Materials and Methods: A comparative cross sectional study was done, 51 workers exposed to cotton dust in the factory and 51age and sex matched controls were investigated. Their lung function was measured with a pocket size digital Spirometer (Spiro-Pro JAEGER). A standardized questionnaire based on British Medical Research Council Questionnaire was used to assess respiratory system symptoms and use of personal protective devices.

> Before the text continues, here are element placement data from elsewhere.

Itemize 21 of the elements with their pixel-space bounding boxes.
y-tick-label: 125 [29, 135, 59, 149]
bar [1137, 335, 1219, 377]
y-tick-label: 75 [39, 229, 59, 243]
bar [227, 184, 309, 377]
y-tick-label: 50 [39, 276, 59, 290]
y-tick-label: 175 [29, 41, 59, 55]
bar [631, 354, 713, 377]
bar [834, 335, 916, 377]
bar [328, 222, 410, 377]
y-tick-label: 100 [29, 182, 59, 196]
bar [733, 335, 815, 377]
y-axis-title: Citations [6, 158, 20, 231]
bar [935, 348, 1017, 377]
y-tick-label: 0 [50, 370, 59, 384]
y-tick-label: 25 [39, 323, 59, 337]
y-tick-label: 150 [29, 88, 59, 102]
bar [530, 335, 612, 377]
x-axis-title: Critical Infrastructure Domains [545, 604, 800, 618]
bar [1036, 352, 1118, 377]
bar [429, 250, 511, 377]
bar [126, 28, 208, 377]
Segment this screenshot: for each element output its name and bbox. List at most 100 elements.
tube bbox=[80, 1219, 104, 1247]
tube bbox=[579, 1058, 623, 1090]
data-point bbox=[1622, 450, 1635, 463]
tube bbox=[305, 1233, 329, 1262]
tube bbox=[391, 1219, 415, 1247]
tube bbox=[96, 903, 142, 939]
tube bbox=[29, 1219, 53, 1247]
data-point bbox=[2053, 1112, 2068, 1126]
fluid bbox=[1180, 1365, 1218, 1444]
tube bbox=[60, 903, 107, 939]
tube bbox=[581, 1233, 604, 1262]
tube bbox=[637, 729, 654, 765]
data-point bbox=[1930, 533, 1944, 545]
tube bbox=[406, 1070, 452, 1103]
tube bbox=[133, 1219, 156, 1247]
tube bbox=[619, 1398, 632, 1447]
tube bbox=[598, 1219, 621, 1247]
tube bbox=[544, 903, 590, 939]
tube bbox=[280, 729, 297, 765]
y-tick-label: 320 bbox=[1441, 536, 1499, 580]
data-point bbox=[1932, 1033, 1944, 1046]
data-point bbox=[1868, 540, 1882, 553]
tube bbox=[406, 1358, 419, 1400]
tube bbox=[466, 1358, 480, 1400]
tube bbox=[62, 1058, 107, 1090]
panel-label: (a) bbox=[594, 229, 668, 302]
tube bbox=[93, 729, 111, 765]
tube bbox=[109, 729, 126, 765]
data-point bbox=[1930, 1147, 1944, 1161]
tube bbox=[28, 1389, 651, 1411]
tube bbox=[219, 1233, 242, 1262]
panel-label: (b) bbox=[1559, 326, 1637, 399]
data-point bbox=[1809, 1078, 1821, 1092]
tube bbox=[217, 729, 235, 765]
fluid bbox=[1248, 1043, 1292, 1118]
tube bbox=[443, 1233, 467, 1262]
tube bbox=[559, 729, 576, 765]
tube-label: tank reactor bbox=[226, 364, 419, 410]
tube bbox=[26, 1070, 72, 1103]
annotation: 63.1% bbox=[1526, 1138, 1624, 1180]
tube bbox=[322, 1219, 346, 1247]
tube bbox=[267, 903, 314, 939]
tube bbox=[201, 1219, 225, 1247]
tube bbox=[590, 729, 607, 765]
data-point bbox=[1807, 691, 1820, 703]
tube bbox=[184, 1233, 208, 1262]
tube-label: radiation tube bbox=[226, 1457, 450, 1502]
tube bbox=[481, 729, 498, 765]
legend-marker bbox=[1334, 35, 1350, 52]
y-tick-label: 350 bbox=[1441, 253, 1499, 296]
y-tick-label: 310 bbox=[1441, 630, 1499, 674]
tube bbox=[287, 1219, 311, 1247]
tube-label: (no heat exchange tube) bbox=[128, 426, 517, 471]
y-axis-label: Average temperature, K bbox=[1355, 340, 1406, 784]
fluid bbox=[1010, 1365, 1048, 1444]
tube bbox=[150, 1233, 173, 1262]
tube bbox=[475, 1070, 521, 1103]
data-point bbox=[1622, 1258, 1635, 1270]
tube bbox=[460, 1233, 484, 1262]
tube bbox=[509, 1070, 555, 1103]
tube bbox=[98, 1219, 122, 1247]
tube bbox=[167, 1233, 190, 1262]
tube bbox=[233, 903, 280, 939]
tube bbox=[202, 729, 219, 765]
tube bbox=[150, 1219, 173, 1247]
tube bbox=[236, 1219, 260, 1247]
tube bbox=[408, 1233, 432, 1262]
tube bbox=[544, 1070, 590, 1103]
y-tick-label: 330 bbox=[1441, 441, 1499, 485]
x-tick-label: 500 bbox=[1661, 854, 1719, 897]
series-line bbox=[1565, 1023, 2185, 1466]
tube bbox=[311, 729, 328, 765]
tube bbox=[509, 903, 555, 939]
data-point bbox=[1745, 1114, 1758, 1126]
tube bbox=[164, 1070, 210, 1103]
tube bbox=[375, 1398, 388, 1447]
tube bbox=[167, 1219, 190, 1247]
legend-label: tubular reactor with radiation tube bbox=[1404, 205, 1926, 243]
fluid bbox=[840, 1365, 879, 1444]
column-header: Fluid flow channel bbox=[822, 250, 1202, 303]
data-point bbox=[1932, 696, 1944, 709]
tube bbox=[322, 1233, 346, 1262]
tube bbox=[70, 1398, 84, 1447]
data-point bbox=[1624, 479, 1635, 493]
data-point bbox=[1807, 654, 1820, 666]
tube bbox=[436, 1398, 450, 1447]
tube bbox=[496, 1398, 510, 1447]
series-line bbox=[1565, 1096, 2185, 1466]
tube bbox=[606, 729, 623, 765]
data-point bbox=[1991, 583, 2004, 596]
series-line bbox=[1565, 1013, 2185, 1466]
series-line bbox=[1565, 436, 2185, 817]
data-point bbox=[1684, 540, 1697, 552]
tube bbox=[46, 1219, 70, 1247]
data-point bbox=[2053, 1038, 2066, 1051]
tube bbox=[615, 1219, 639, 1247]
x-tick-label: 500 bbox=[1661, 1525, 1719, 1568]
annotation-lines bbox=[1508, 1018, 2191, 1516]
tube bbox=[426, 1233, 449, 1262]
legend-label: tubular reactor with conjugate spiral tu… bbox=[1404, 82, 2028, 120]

Results: The study revealed that the percentage prevalence of cough, phlegm, wheeze, breathlessness and chest tightness was 64.7%, 55%, 39%, 41% and 43% for exposed respondents, respectively and 25.5%, 14%, 8%, 6% and 0% for control subjects, respectively. Lung function indices such as, forced vital capacity (FVC), forced expiratory volume in one second (FEV1), peak expiratory flow rate (PEFR) & Forced mid Expiratory Flow between 25% and 75% of FVC (FEF25-75%) were higher in control respondents than in exposed respondents and the mean difference was found to be statistically significant (p<0.05) and the mean difference of predicted percentage values of FVC and FEV1 between the groups were found statistically significant (P<0.05). FEV1 to FVC ratio x 100 (FEV1%) was higher in control group than in exposed group, but the mean difference was insignificant (p>0.05).

Conclusion and recommendation: Respiratory symptoms and lung function impairments were high among exposed workers in the factory. Therefore, the factory management should provide Personal Protective Devices (PPDs) to exposed employees and should train them how to use it properly.


Cotton dust; Lung functions; Respiratory symptoms; Textile.